Another Idaho fire, which burned onto the grounds of the Idaho National Engineering and Environmental Laboratory, was contained at 30,000 acres.
An enormous range fire in northeastern Nevada raged largely unchecked Saturday, having charred at least 54,000 acres, and officials warned of gusty wind and triple-digit temperatures.
''The extreme danger existing in Nevada through this weekend cannot be underestimated,'' said Nevada state Bureau of Land Management Director Bob Abbey.
Crews in Utah worked Saturday to put out dozens of wildfires that had blackened about 35,000 acres. Flames of a 1,000-acre blaze about 31 miles south of Salt Lake City, in South Fork and Bear Canyon, were within sight of several homes.
Two big fires in eastern Washington were virtually neutralized. One, a 9,500-acre fire in Okanogan County, had destroyed 37 homes since last weekend.

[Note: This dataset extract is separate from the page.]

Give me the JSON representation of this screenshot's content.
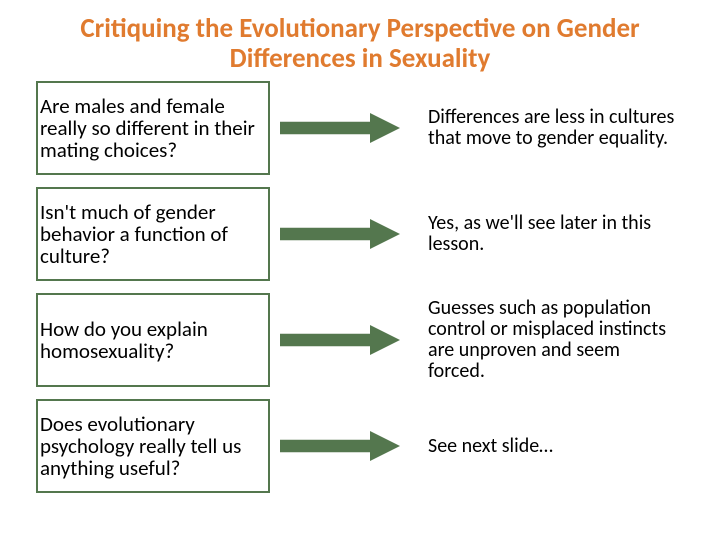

Colorado fire crews had been aided by slightly cooler, wetter weather as they made progress against several fires. Firefighters were completing a line around the 23,000-acre blaze in Mesa Verde National Park.
Calmer wind early Saturday allowed firefighters to return to the lines of an 8,000-acre blaze on the Fort Apache Indian Reservation in eastern Arizona. Gusty wind on Friday swept flames through one firefighters' camp.
''The winds really took us to task,'' said spokeswoman Chadeen Palmer.